If there's a cynical sound to my headline this rainy morning, don't let it fool you. The rain may be falling to create a miserable mess outside, but in my mind, the sun is shining throughout Idaho. Comes a time every so often in life when the little guys show the big guys the true ingredients of grit, talent, determination, pride, teamwork, and heart. And, when that happens, we can all celebrate. Fiesta Bowl, 2007: Boise State 43, Oklahoma 42.
Years ago when my first book was published, my editor wrote a short bio for the page "about the author." She said something about how it takes toughness and a sense of humor to live in Idaho. She was right. We've spent our lives being mocked, forgotten and dismissed because we're the hicks from the potato state. This has worked well until recently to keep the bluebloods of the world from wanting to live alongside of us cuz after all, we're stupid, right?

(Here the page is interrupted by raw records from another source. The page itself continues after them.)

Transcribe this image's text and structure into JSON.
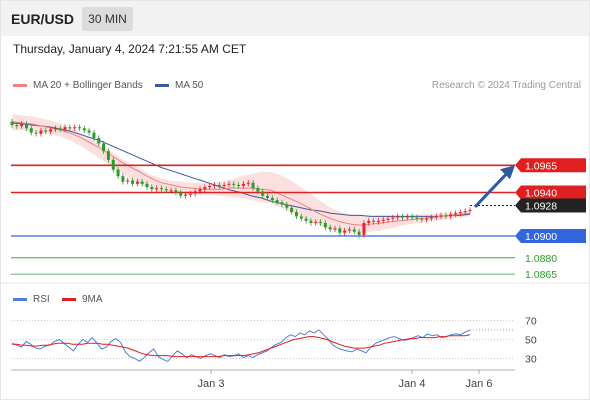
{
  "header": {
    "symbol": "EUR/USD",
    "timeframe": "30 MIN",
    "datetime": "Thursday, January 4, 2024 7:21:55 AM CET",
    "credit": "Research © 2024 Trading Central"
  },
  "colors": {
    "up": "#e8222a",
    "down": "#2a9a2a",
    "ma20": "#f08080",
    "ma50": "#3c5a9a",
    "bollinger_fill": "#fbd3d3",
    "resistance": "#e02020",
    "support_blue": "#3366dd",
    "support_green": "#2a9a2a",
    "last_price": "#222222",
    "forecast_arrow": "#2b5aa0",
    "rsi": "#4f7fdd",
    "rsi_ma": "#e02020"
  },
  "chart_data": [
    {
      "type": "candlestick",
      "title": "EUR/USD",
      "legend": [
        {
          "key": "ma20",
          "label": "MA 20 + Bollinger Bands"
        },
        {
          "key": "ma50",
          "label": "MA 50"
        }
      ],
      "ylim": [
        1.0855,
        1.1025
      ],
      "x_ticks": [
        "Jan 3",
        "Jan 4",
        "Jan 6"
      ],
      "close": [
        1.1002,
        1.1001,
        1.1003,
        1.0999,
        1.0995,
        1.0994,
        1.0997,
        1.0996,
        1.0998,
        1.0999,
        1.0998,
        1.1,
        1.0999,
        1.1,
        1.0999,
        1.0997,
        1.0995,
        1.099,
        1.0985,
        1.0978,
        1.097,
        1.0961,
        1.0955,
        1.095,
        1.0951,
        1.0948,
        1.095,
        1.0948,
        1.0945,
        1.0943,
        1.0944,
        1.0943,
        1.0942,
        1.0942,
        1.094,
        1.0937,
        1.0938,
        1.0939,
        1.0941,
        1.0943,
        1.0945,
        1.0946,
        1.0947,
        1.0946,
        1.0947,
        1.0948,
        1.0947,
        1.0946,
        1.0948,
        1.0949,
        1.0944,
        1.0941,
        1.0937,
        1.0935,
        1.0933,
        1.0931,
        1.0929,
        1.0926,
        1.0922,
        1.0918,
        1.0916,
        1.0914,
        1.0912,
        1.0913,
        1.0912,
        1.0908,
        1.0906,
        1.0907,
        1.0903,
        1.0905,
        1.0906,
        1.0904,
        1.0901,
        1.0912,
        1.0914,
        1.0913,
        1.0914,
        1.0915,
        1.0916,
        1.0917,
        1.0918,
        1.0917,
        1.0918,
        1.0917,
        1.0916,
        1.0915,
        1.0916,
        1.0917,
        1.0918,
        1.0919,
        1.0918,
        1.092,
        1.0921,
        1.0922,
        1.0923,
        1.0924
      ],
      "ma20": [
        1.1005,
        1.1004,
        1.1003,
        1.1001,
        1.0999,
        1.0997,
        1.0994,
        1.099,
        1.0985,
        1.098,
        1.0974,
        1.0968,
        1.0963,
        1.0958,
        1.0953,
        1.0949,
        1.0947,
        1.0945,
        1.0944,
        1.0943,
        1.0943,
        1.0943,
        1.0944,
        1.0944,
        1.0944,
        1.0943,
        1.0942,
        1.0938,
        1.0934,
        1.093,
        1.0925,
        1.092,
        1.0916,
        1.0913,
        1.0911,
        1.091,
        1.0911,
        1.0912,
        1.0913,
        1.0914,
        1.0915,
        1.0916,
        1.0917,
        1.0918,
        1.0919,
        1.092,
        1.0921
      ],
      "bollinger_upper": [
        1.1012,
        1.1011,
        1.101,
        1.1008,
        1.1006,
        1.1003,
        1.0999,
        1.0994,
        1.0989,
        1.0983,
        1.0977,
        1.0971,
        1.0966,
        1.0961,
        1.0956,
        1.0953,
        1.0951,
        1.095,
        1.0949,
        1.0949,
        1.0949,
        1.095,
        1.0952,
        1.0955,
        1.0957,
        1.0959,
        1.0959,
        1.0956,
        1.0951,
        1.0945,
        1.0939,
        1.0932,
        1.0926,
        1.0922,
        1.092,
        1.0919,
        1.0919,
        1.0919,
        1.0919,
        1.0919,
        1.0919,
        1.092,
        1.092,
        1.0921,
        1.0922,
        1.0922,
        1.0923
      ],
      "bollinger_lower": [
        1.0997,
        1.0997,
        1.0996,
        1.0995,
        1.0993,
        1.0991,
        1.0987,
        1.0982,
        1.0976,
        1.097,
        1.0964,
        1.0958,
        1.0952,
        1.0947,
        1.0943,
        1.094,
        1.0939,
        1.0939,
        1.0938,
        1.0938,
        1.0938,
        1.0937,
        1.0936,
        1.0935,
        1.0933,
        1.0931,
        1.093,
        1.0926,
        1.0922,
        1.0918,
        1.0913,
        1.0909,
        1.0906,
        1.0904,
        1.0903,
        1.0903,
        1.0904,
        1.0905,
        1.0907,
        1.0909,
        1.0911,
        1.0912,
        1.0914,
        1.0915,
        1.0916,
        1.0917,
        1.0918
      ],
      "ma50": [
        1.1004,
        1.1003,
        1.1002,
        1.1001,
        1.1,
        1.0998,
        1.0996,
        1.0993,
        1.099,
        1.0987,
        1.0983,
        1.0979,
        1.0975,
        1.0971,
        1.0967,
        1.0963,
        1.096,
        1.0957,
        1.0954,
        1.0951,
        1.0948,
        1.0945,
        1.0942,
        1.094,
        1.0937,
        1.0935,
        1.0932,
        1.093,
        1.0928,
        1.0926,
        1.0924,
        1.0923,
        1.0921,
        1.092,
        1.0919,
        1.0919,
        1.0918,
        1.0918,
        1.0918,
        1.0918,
        1.0918,
        1.0918,
        1.0918,
        1.0918,
        1.0919,
        1.0919,
        1.092
      ],
      "levels": [
        {
          "value": 1.0965,
          "label": "1.0965",
          "kind": "resistance"
        },
        {
          "value": 1.094,
          "label": "1.0940",
          "kind": "resistance"
        },
        {
          "value": 1.0928,
          "label": "1.0928",
          "kind": "last_price"
        },
        {
          "value": 1.09,
          "label": "1.0900",
          "kind": "support"
        },
        {
          "value": 1.088,
          "label": "1.0880",
          "kind": "support_minor"
        },
        {
          "value": 1.0865,
          "label": "1.0865",
          "kind": "support_minor"
        }
      ]
    },
    {
      "type": "line",
      "title": "RSI",
      "legend": [
        {
          "key": "rsi",
          "label": "RSI"
        },
        {
          "key": "rsi_ma",
          "label": "9MA"
        }
      ],
      "ylim": [
        20,
        80
      ],
      "y_ticks": [
        70,
        50,
        30
      ],
      "rsi": [
        46,
        44,
        42,
        48,
        45,
        41,
        40,
        43,
        44,
        48,
        50,
        46,
        42,
        38,
        45,
        50,
        47,
        52,
        46,
        40,
        42,
        48,
        51,
        47,
        37,
        32,
        30,
        27,
        31,
        36,
        40,
        32,
        29,
        27,
        33,
        38,
        35,
        31,
        34,
        32,
        30,
        33,
        35,
        33,
        31,
        34,
        32,
        33,
        35,
        31,
        33,
        31,
        34,
        36,
        38,
        42,
        45,
        47,
        52,
        55,
        53,
        57,
        55,
        59,
        57,
        60,
        55,
        50,
        44,
        41,
        39,
        38,
        37,
        40,
        38,
        36,
        42,
        46,
        48,
        50,
        52,
        53,
        51,
        49,
        50,
        52,
        54,
        52,
        56,
        54,
        55,
        52,
        53,
        55,
        56,
        55,
        58,
        60
      ],
      "rsi_ma": [
        45,
        45,
        44,
        44,
        43,
        43,
        44,
        44,
        45,
        46,
        46,
        46,
        45,
        45,
        45,
        46,
        46,
        46,
        45,
        45,
        44,
        43,
        42,
        41,
        39,
        37,
        35,
        34,
        33,
        33,
        33,
        33,
        32,
        32,
        32,
        32,
        32,
        32,
        32,
        32,
        32,
        32,
        33,
        33,
        33,
        33,
        33,
        34,
        35,
        36,
        38,
        40,
        42,
        44,
        46,
        48,
        50,
        51,
        52,
        53,
        53,
        52,
        51,
        49,
        47,
        45,
        43,
        42,
        41,
        41,
        41,
        42,
        43,
        44,
        46,
        47,
        48,
        49,
        50,
        51,
        51,
        52,
        52,
        52,
        52,
        53,
        53,
        54,
        54,
        54,
        54,
        55
      ]
    }
  ]
}
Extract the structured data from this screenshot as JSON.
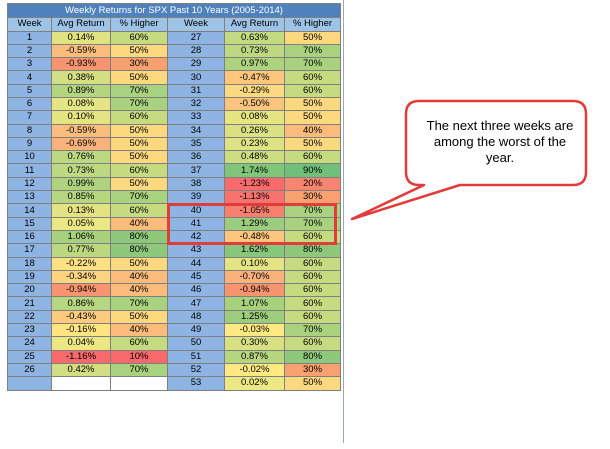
{
  "table": {
    "title": "Weekly Returns for SPX Past 10 Years (2005-2014)",
    "headers": [
      "Week",
      "Avg Return",
      "% Higher",
      "Week",
      "Avg Return",
      "% Higher"
    ],
    "left": [
      {
        "week": "1",
        "ret": "0.14%",
        "pct": "60%",
        "rc": "#e1e383",
        "pc": "#c6db80"
      },
      {
        "week": "2",
        "ret": "-0.59%",
        "pct": "50%",
        "rc": "#fbbd7c",
        "pc": "#fcd87f"
      },
      {
        "week": "3",
        "ret": "-0.93%",
        "pct": "30%",
        "rc": "#f8956f",
        "pc": "#f8a06f"
      },
      {
        "week": "4",
        "ret": "0.38%",
        "pct": "50%",
        "rc": "#d3df82",
        "pc": "#fcd87f"
      },
      {
        "week": "5",
        "ret": "0.89%",
        "pct": "70%",
        "rc": "#b4d57f",
        "pc": "#a9d27e"
      },
      {
        "week": "6",
        "ret": "0.08%",
        "pct": "70%",
        "rc": "#e6e584",
        "pc": "#a9d27e"
      },
      {
        "week": "7",
        "ret": "0.10%",
        "pct": "60%",
        "rc": "#e5e483",
        "pc": "#c6db80"
      },
      {
        "week": "8",
        "ret": "-0.59%",
        "pct": "50%",
        "rc": "#fbbd7c",
        "pc": "#fcd87f"
      },
      {
        "week": "9",
        "ret": "-0.69%",
        "pct": "50%",
        "rc": "#fab27a",
        "pc": "#fcd87f"
      },
      {
        "week": "10",
        "ret": "0.76%",
        "pct": "50%",
        "rc": "#bcd880",
        "pc": "#fcd87f"
      },
      {
        "week": "11",
        "ret": "0.73%",
        "pct": "60%",
        "rc": "#bed881",
        "pc": "#c6db80"
      },
      {
        "week": "12",
        "ret": "0.99%",
        "pct": "50%",
        "rc": "#add37f",
        "pc": "#fcd87f"
      },
      {
        "week": "13",
        "ret": "0.85%",
        "pct": "70%",
        "rc": "#b6d67f",
        "pc": "#a9d27e"
      },
      {
        "week": "14",
        "ret": "0.13%",
        "pct": "60%",
        "rc": "#e3e384",
        "pc": "#c6db80"
      },
      {
        "week": "15",
        "ret": "0.05%",
        "pct": "40%",
        "rc": "#ebe783",
        "pc": "#fbbb7a"
      },
      {
        "week": "16",
        "ret": "1.06%",
        "pct": "80%",
        "rc": "#a8d17e",
        "pc": "#8ec97b"
      },
      {
        "week": "17",
        "ret": "0.77%",
        "pct": "80%",
        "rc": "#bbd880",
        "pc": "#8ec97b"
      },
      {
        "week": "18",
        "ret": "-0.22%",
        "pct": "50%",
        "rc": "#fde182",
        "pc": "#fcd87f"
      },
      {
        "week": "19",
        "ret": "-0.34%",
        "pct": "40%",
        "rc": "#fdd480",
        "pc": "#fbbb7a"
      },
      {
        "week": "20",
        "ret": "-0.94%",
        "pct": "40%",
        "rc": "#f8946f",
        "pc": "#fbbb7a"
      },
      {
        "week": "21",
        "ret": "0.86%",
        "pct": "70%",
        "rc": "#b6d67f",
        "pc": "#a9d27e"
      },
      {
        "week": "22",
        "ret": "-0.43%",
        "pct": "50%",
        "rc": "#fccb7e",
        "pc": "#fcd87f"
      },
      {
        "week": "23",
        "ret": "-0.16%",
        "pct": "40%",
        "rc": "#fee582",
        "pc": "#fbbb7a"
      },
      {
        "week": "24",
        "ret": "0.04%",
        "pct": "60%",
        "rc": "#ece783",
        "pc": "#c6db80"
      },
      {
        "week": "25",
        "ret": "-1.16%",
        "pct": "10%",
        "rc": "#f8696b",
        "pc": "#f8696b"
      },
      {
        "week": "26",
        "ret": "0.42%",
        "pct": "70%",
        "rc": "#d1de82",
        "pc": "#a9d27e"
      }
    ],
    "right": [
      {
        "week": "27",
        "ret": "0.63%",
        "pct": "50%",
        "rc": "#c4da81",
        "pc": "#fcd87f"
      },
      {
        "week": "28",
        "ret": "0.73%",
        "pct": "70%",
        "rc": "#bed881",
        "pc": "#a9d27e"
      },
      {
        "week": "29",
        "ret": "0.97%",
        "pct": "70%",
        "rc": "#aed37f",
        "pc": "#a9d27e"
      },
      {
        "week": "30",
        "ret": "-0.47%",
        "pct": "60%",
        "rc": "#fcc77d",
        "pc": "#c6db80"
      },
      {
        "week": "31",
        "ret": "-0.29%",
        "pct": "60%",
        "rc": "#fdd981",
        "pc": "#c6db80"
      },
      {
        "week": "32",
        "ret": "-0.50%",
        "pct": "50%",
        "rc": "#fcc47d",
        "pc": "#fcd87f"
      },
      {
        "week": "33",
        "ret": "0.08%",
        "pct": "50%",
        "rc": "#e6e584",
        "pc": "#fcd87f"
      },
      {
        "week": "34",
        "ret": "0.26%",
        "pct": "40%",
        "rc": "#dae183",
        "pc": "#fbbb7a"
      },
      {
        "week": "35",
        "ret": "0.23%",
        "pct": "50%",
        "rc": "#dde283",
        "pc": "#fcd87f"
      },
      {
        "week": "36",
        "ret": "0.48%",
        "pct": "60%",
        "rc": "#cddd82",
        "pc": "#c6db80"
      },
      {
        "week": "37",
        "ret": "1.74%",
        "pct": "90%",
        "rc": "#7fc57a",
        "pc": "#70c079"
      },
      {
        "week": "38",
        "ret": "-1.23%",
        "pct": "20%",
        "rc": "#f86a6b",
        "pc": "#f98570"
      },
      {
        "week": "39",
        "ret": "-1.13%",
        "pct": "30%",
        "rc": "#f8736d",
        "pc": "#f8a06f"
      },
      {
        "week": "40",
        "ret": "-1.05%",
        "pct": "70%",
        "rc": "#f8806e",
        "pc": "#a9d27e"
      },
      {
        "week": "41",
        "ret": "1.29%",
        "pct": "70%",
        "rc": "#9acd7d",
        "pc": "#a9d27e"
      },
      {
        "week": "42",
        "ret": "-0.48%",
        "pct": "60%",
        "rc": "#fcc67d",
        "pc": "#c6db80"
      },
      {
        "week": "43",
        "ret": "1.62%",
        "pct": "80%",
        "rc": "#86c77b",
        "pc": "#8ec97b"
      },
      {
        "week": "44",
        "ret": "0.10%",
        "pct": "60%",
        "rc": "#e5e483",
        "pc": "#c6db80"
      },
      {
        "week": "45",
        "ret": "-0.70%",
        "pct": "60%",
        "rc": "#fab17a",
        "pc": "#c6db80"
      },
      {
        "week": "46",
        "ret": "-0.94%",
        "pct": "60%",
        "rc": "#f8946f",
        "pc": "#c6db80"
      },
      {
        "week": "47",
        "ret": "1.07%",
        "pct": "60%",
        "rc": "#a8d17e",
        "pc": "#c6db80"
      },
      {
        "week": "48",
        "ret": "1.25%",
        "pct": "60%",
        "rc": "#9ccd7d",
        "pc": "#c6db80"
      },
      {
        "week": "49",
        "ret": "-0.03%",
        "pct": "70%",
        "rc": "#fee983",
        "pc": "#a9d27e"
      },
      {
        "week": "50",
        "ret": "0.30%",
        "pct": "60%",
        "rc": "#d8e082",
        "pc": "#c6db80"
      },
      {
        "week": "51",
        "ret": "0.87%",
        "pct": "80%",
        "rc": "#b5d67f",
        "pc": "#8ec97b"
      },
      {
        "week": "52",
        "ret": "-0.02%",
        "pct": "30%",
        "rc": "#fee983",
        "pc": "#f8a06f"
      },
      {
        "week": "53",
        "ret": "0.02%",
        "pct": "50%",
        "rc": "#eee884",
        "pc": "#fcd87f"
      }
    ]
  },
  "callout": {
    "text": "The next three weeks are among the worst of the year.",
    "border_color": "#e23b3b"
  }
}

Well, the bluebloods are coming because they've discovered that we sodbusting hayseeds may have discovered something very special long before they did. We knew it all along, but try to tell anyone outside the state's borders. If the secret never quite managed to make headlines, Boise State's Broncos changed that last night. For nearly five hours, they rammed the Idaho message into the faces of a bunch of cocky sportscasters and a team of "blueblood" football players from Oklahoma.
I don't know how many people tuned in for the pre-game, but I will tell you that the comments made by coaches Jimmy Johnson and Barry Switzer turned the air blue in the Lovestead, where three Boise State alums often visit Mom and Dad Love. A Boise State logo sat above the TV screen where Jimmy Johnson was proclaiming that the only way Boise State was going to win this game was if Oklahoma helped them out and former Oklahoma coach Barry Switzer was dismissing the Broncos as a "mismatch" for his Oklahoma Sooners.
One of the commentators even asked, "Whoever heard of Boise State anyway?" The pregrame show even made fun of the BSU blue turf. By the end of the game, I have a feeling a few of those cocky casters were seeing a little blue or feeling a little blue about the blue collar athletes from Boise who scripted probably the best Cinderella story I've ever watched.
Bill and I sat in the living room glued to every second----he in his Boise State cap, I, in my new Broncos sweatshirt. Before the game, Bill had ceremoniously placed the Boise State logo, designed to be inserted into the trailer shaft on back of a vehicle, atop the tube. Though sitting there precariously, the logo never once toppled from the TV set, no matter how loud we yelled or how hard we clapped throughout the game. We had received the sweatshirt, cap and logo Saturday night at our hotel in Seattle, shortly after returning from Key Arena where we had watched a basketball game where our beloved Zags had lost a thriller against Nevada.
Christmas presents from Willie and Debbie, our son and daughter-in-law (both Boise State grads) had been transported from Boise by two other BSU grads who'd gone home for Christmas. Annie, our daughter (also a Boise State grad) who works at the Marriott, joined us for the gift opening. Last night Annie gathered with some other BSU grads at a bar in Seattle to watch the game.
Willie and Debbie could not join us in Seattle because Willie had to stay in Boise to cover the Miami-Nevada bowl game for the Idaho Press Tribune. He'd been given the assignment when his colleagues learned they'd be in Phoenix covering the Fiesta Bowl. I'm sure he was working the sports desk last night during the game and savoring the information that would appear in today's paper about the dismissed hicks from the sticks who demonstrated to the nation what Idahoans are all about.
After the game, I checked the "Huckleberries Online" blog and wrote a comment about the game. This morning, while reading other comments indicating that many Idaho Potatoes have turned into Broncos overnight, I zeroed in on a brilliant analogy submitted by an "Uncle Rico," suggesting that the Boise State quarterback could be compared to Napoleon Dynamite, the nerd in an Idaho-made movie of the same name.
Napoleon Dynamite almost overnight turned into a cult movie, beloved by virtually anyone who watches it once, twice or two dozen times like my husband. In this movie, Napoleon, in his eccentric way, makes meat of the egocentric jocks and jockettes who've always dismissed him as an idiot to be mocked every day of his life. While supporting his buddy Pedro for student body president, Napoleon wows a cynical teen-age crowd into giving him a standing ovation for his unbelievable dance moves, and to Pedro, they give the presidency.
Whoever Uncle Rico is that posted on "Huckleberries," he's hit the nail on the head. The Ugly Betty's of the world and the Napoleon Dynamites occasionally get their moment in the sun, and when that happens, they stand up as the true heroes for all us regular joes who go through life one step at a time doing our best but being dismissed for most of the route.
And, for those of us who live the "stupid Idaho" jokes most of our route, last night's Boise State performance will sustain us and our misunderstood state for years to come. Idahoans are true blue-collar Rodney Dangerfields, who've finally gained some respect, and it's oh such sweet potatoes.